Regex101
Regex101 copied to clipboard
Python 2 and Python 3 RE doesn't have the same result
Bug Description
Python RE should discriminate between Python 2 and Python 3. I have opened a bug report in cpython in case the problem come from there: https://github.com/python/cpython/issues/109579
Reproduction steps
With the python RE:
(?:^|(?<=>))([\s\S]*?)(?:(?=<)|$)
and the text:
<p>sentence 1</p><p>sentence 2</p>
import re
html_text = "<p>sentence 1</p><p>sentence 2</p>"
pattern = re.compile(r"(?:^|(?<=>))([\s\S]*?)(?:(?=<)|$)")

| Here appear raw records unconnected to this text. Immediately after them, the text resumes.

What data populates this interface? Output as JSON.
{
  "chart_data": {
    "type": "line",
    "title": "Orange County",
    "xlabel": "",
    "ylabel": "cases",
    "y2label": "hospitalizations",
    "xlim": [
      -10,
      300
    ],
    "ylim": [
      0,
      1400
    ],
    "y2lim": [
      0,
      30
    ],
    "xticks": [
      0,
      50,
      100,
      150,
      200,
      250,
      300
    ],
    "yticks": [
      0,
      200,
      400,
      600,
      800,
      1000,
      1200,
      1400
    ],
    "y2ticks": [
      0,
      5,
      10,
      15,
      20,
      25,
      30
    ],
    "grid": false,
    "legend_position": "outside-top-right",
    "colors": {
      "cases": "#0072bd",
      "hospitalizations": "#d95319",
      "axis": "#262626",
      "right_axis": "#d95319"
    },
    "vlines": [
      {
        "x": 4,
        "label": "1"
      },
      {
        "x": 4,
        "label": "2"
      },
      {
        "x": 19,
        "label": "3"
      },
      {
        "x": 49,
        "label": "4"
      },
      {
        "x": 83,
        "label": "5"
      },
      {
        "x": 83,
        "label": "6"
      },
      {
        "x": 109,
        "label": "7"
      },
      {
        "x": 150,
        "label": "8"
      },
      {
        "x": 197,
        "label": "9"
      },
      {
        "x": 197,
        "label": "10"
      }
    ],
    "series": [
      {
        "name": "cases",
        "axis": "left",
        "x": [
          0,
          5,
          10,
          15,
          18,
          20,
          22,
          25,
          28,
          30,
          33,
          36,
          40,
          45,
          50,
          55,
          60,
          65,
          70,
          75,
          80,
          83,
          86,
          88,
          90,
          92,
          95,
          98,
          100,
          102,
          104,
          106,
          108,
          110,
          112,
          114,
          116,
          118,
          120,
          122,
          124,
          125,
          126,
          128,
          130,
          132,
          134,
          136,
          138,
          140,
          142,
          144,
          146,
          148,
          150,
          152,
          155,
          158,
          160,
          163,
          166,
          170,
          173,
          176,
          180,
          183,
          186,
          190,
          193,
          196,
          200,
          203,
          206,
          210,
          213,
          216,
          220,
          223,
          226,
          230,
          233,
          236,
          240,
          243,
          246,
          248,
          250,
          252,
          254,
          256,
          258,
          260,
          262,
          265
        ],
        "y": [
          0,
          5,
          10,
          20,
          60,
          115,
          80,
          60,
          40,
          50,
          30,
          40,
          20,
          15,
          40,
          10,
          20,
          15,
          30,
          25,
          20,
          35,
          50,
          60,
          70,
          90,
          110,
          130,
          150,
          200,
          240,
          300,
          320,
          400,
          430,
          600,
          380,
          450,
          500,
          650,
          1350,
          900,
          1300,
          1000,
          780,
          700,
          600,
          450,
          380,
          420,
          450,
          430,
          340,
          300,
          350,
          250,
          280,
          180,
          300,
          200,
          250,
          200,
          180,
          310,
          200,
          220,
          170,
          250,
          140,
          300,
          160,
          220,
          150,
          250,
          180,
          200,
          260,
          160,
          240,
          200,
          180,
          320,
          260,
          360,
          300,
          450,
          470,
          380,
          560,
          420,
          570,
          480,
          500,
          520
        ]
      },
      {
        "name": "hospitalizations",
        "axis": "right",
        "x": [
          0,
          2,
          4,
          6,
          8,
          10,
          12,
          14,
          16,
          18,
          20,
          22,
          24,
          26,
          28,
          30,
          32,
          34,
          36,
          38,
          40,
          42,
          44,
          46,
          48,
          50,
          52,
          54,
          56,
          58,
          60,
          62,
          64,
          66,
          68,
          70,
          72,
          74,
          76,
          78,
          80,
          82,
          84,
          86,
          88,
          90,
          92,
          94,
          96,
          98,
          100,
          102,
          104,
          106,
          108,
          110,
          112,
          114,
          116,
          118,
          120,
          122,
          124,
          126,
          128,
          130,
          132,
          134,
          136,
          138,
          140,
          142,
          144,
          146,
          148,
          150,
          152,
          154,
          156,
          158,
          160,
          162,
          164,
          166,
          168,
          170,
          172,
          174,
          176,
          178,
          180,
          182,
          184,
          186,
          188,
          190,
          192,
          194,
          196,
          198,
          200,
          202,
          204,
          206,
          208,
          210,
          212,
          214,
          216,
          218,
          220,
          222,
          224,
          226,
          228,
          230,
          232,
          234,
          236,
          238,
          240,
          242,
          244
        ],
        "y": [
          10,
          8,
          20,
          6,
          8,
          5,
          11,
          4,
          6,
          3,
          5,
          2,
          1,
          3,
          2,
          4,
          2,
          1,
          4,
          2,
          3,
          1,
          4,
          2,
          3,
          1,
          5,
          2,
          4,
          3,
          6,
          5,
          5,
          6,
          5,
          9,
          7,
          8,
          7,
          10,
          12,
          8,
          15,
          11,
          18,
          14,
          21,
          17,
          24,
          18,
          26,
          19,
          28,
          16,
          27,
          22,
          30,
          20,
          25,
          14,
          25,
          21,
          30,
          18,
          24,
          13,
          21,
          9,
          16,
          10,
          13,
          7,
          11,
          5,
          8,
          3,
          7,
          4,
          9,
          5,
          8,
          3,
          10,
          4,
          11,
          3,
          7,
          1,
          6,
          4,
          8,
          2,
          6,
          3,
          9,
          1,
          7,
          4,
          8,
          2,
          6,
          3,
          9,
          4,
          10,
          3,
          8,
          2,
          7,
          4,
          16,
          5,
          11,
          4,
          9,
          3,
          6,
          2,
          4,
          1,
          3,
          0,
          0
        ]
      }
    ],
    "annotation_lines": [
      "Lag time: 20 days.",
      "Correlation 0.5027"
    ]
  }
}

sentence_list = list(pattern.findall(html_text))
Expected Outcome
In Python2 the result should be:
sentence 1
sentence 1
sentence 2
sentence 2
and in Python 3 the result should be:
<p>sentence 1
<p>sentence 1
<p>sentence 2
<p>sentence 2
Browser
Firefox
OS
Windows & Linux
Hello @Cabu,
The site is currently reflective of python 2. Python 3 support is being worked on, please refer to the linked issues in this comment: https://github.com/firasdib/Regex101/issues/1464#issuecomment-758062925
As far as the site being consistent with what python 2 returns - it is: https://regex101.com/r/RM1Hdc/1 vs python 2
Python 3 does include the <p>
using the same regex, which makes sense since python 3's re module is more aligned with PCRE.
If you're looking for consistency across python versions, you could for example have [^<>]
instead of the [\s\S]
. There are generally many ways of getting the same match going, you might want to drop in our IRC or Discord live support to bounce ideas off other people.
Hope this helped :)